Coordinating O&M and Logistical Resources to Enhance Post-Disaster Resilience of Interdependent Power and Natural Gas Distribution Systems

TL;DR

This paper presents a comprehensive, optimized strategy for enhancing the resilience of interdependent power and natural gas systems post-disaster by coordinating emergency operations, logistics, demand response, and repair processes.

Contribution

It introduces a mixed-integer second-order cone programming model that integrates resource coordination, demand response, and repair scheduling for resilient system recovery.

Findings

The proposed model effectively improves system resilience in case studies.

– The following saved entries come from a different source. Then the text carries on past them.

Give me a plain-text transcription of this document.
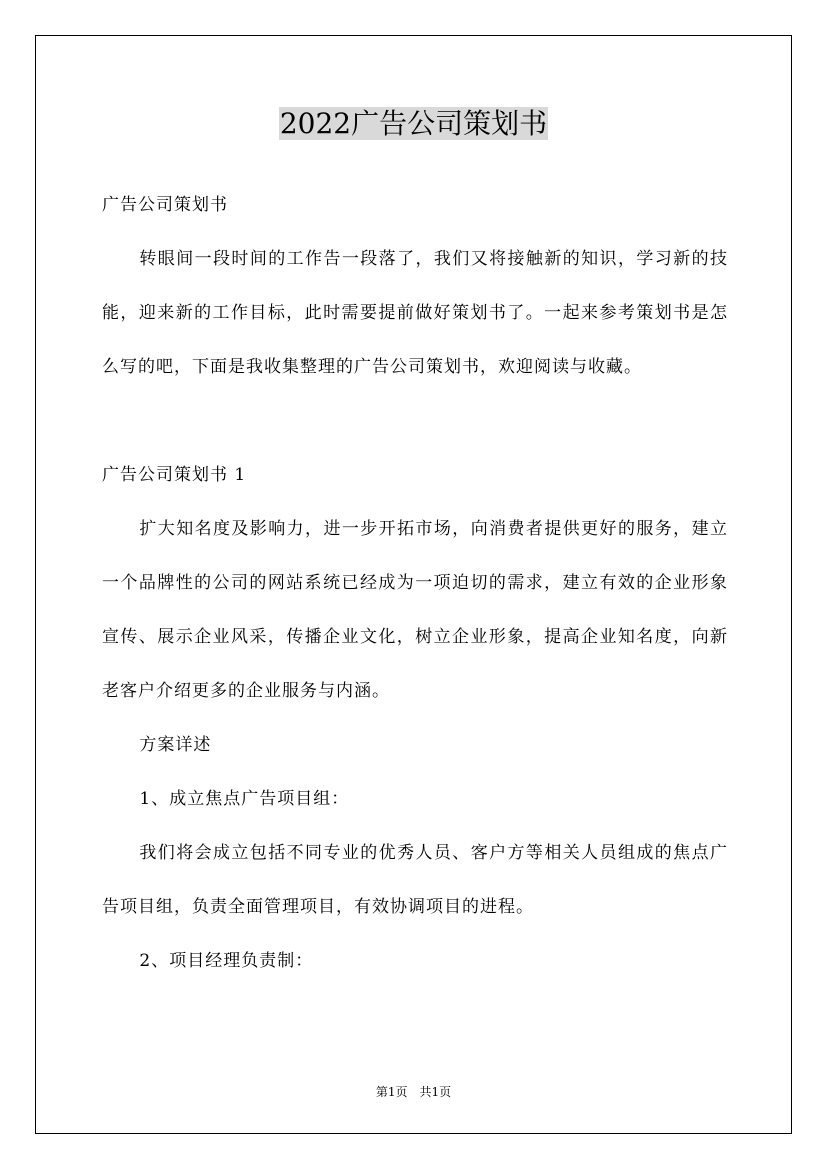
2022广告公司策划书

广告公司策划书

转眼间一段时间的工作告一段落了，我们又将接触新的知识，学习新的技能，迎来新的工作目标，此时需要提前做好策划书了。一起来参考策划书是怎么写的吧，下面是我收集整理的广告公司策划书，欢迎阅读与收藏。

广告公司策划书 1

扩大知名度及影响力，进一步开拓市场，向消费者提供更好的服务，建立一个品牌性的公司的网站系统已经成为一项迫切的需求，建立有效的企业形象宣传、展示企业风采，传播企业文化，树立企业形象，提高企业知名度，向新老客户介绍更多的企业服务与内涵。

方案详述

1、成立焦点广告项目组：

我们将会成立包括不同专业的优秀人员、客户方等相关人员组成的焦点广告项目组，负责全面管理项目，有效协调项目的进程。

2、项目经理负责制：

第1页　共1页
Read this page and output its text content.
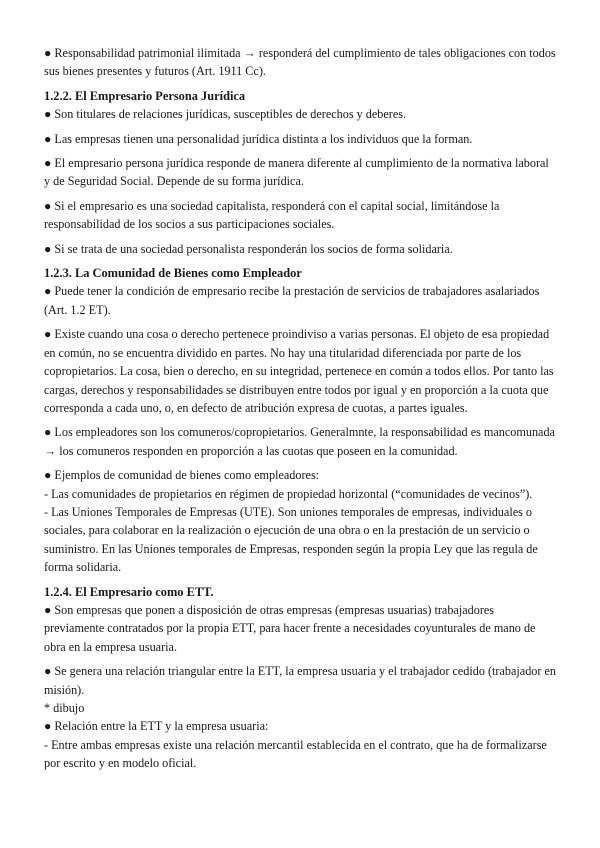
● Responsabilidad patrimonial ilimitada → responderá del cumplimiento de tales obligaciones con todos sus bienes presentes y futuros (Art. 1911 Cc).

1.2.2. El Empresario Persona Jurídica

● Son titulares de relaciones jurídicas, susceptibles de derechos y deberes.

● Las empresas tienen una personalidad jurídica distinta a los individuos que la forman.

● El empresario persona jurídica responde de manera diferente al cumplimiento de la normativa laboral y de Seguridad Social. Depende de su forma jurídica.

● Si el empresario es una sociedad capitalista, responderá con el capital social, limitándose la responsabilidad de los socios a sus participaciones sociales.

● Si se trata de una sociedad personalista responderán los socios de forma solidaria.

1.2.3. La Comunidad de Bienes como Empleador

● Puede tener la condición de empresario recibe la prestación de servicios de trabajadores asalariados (Art. 1.2 ET).

● Existe cuando una cosa o derecho pertenece proindiviso a varias personas. El objeto de esa propiedad en común, no se encuentra dividido en partes. No hay una titularidad diferenciada por parte de los copropietarios. La cosa, bien o derecho, en su integridad, pertenece en común a todos ellos. Por tanto las cargas, derechos y responsabilidades se distribuyen entre todos por igual y en proporción a la cuota que corresponda a cada uno, o, en defecto de atribución expresa de cuotas, a partes iguales.

● Los empleadores son los comuneros/copropietarios. Generalmnte, la responsabilidad es mancomunada → los comuneros responden en proporción a las cuotas que poseen en la comunidad.

● Ejemplos de comunidad de bienes como empleadores:

- Las comunidades de propietarios en régimen de propiedad horizontal (“comunidades de vecinos”).

- Las Uniones Temporales de Empresas (UTE). Son uniones temporales de empresas, individuales o sociales, para colaborar en la realización o ejecución de una obra o en la prestación de un servicio o suministro. En las Uniones temporales de Empresas, responden según la propia Ley que las regula de forma solidaria.

1.2.4. El Empresario como ETT.

● Son empresas que ponen a disposición de otras empresas (empresas usuarias) trabajadores previamente contratados por la propia ETT, para hacer frente a necesidades coyunturales de mano de obra en la empresa usuaria.

● Se genera una relación triangular entre la ETT, la empresa usuaria y el trabajador cedido (trabajador en misión).

* dibujo

● Relación entre la ETT y la empresa usuaria:

- Entre ambas empresas existe una relación mercantil establecida en el contrato, que ha de formalizarse por escrito y en modelo oficial.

Coordinated resource management reduces recovery time.

Integrated demand response alleviates operational stresses.

Abstract

Electric power and natural gas systems are becoming increasingly interdependent, driven by the growth of natural gas-fired generation and the electrification of the gas industry. Recent energy crises have underscored the urgent need for enhanced resilience in these interdependent systems. In response to this challenge, this paper focuses on the interdependent electric power and natural gas distribution systems and proposes a comprehensive strategy for enhancing their resilience, which involves optimally coordinating various resources encompassing emergency operation and maintenance (O&M) and logistical support, to efficiently restore damaged services and infrastructure. Specifically, generators, including those with fuel switching capability, are dispatched to provide emergency power, with the logistical process of fuel supply being particularly managed by coordinated scheduling of mobile fuel tankers. Additionally, integrated demand responses for power and gas are dispatched to alleviate operational stresses using a zonewise approach that groups customers with intertwined energy supplies into individual, dispatchable units. Furthermore, the strategy incorporates the repair of damaged facilities, with particular consideration given to the varying repair efficiencies dependent on the dispatched repair units, aiming to closely simulate actual repair scenarios. The strategy is encapsulated in a mixed-integer second-order cone programming model, with case studies conducted to validate its effectiveness.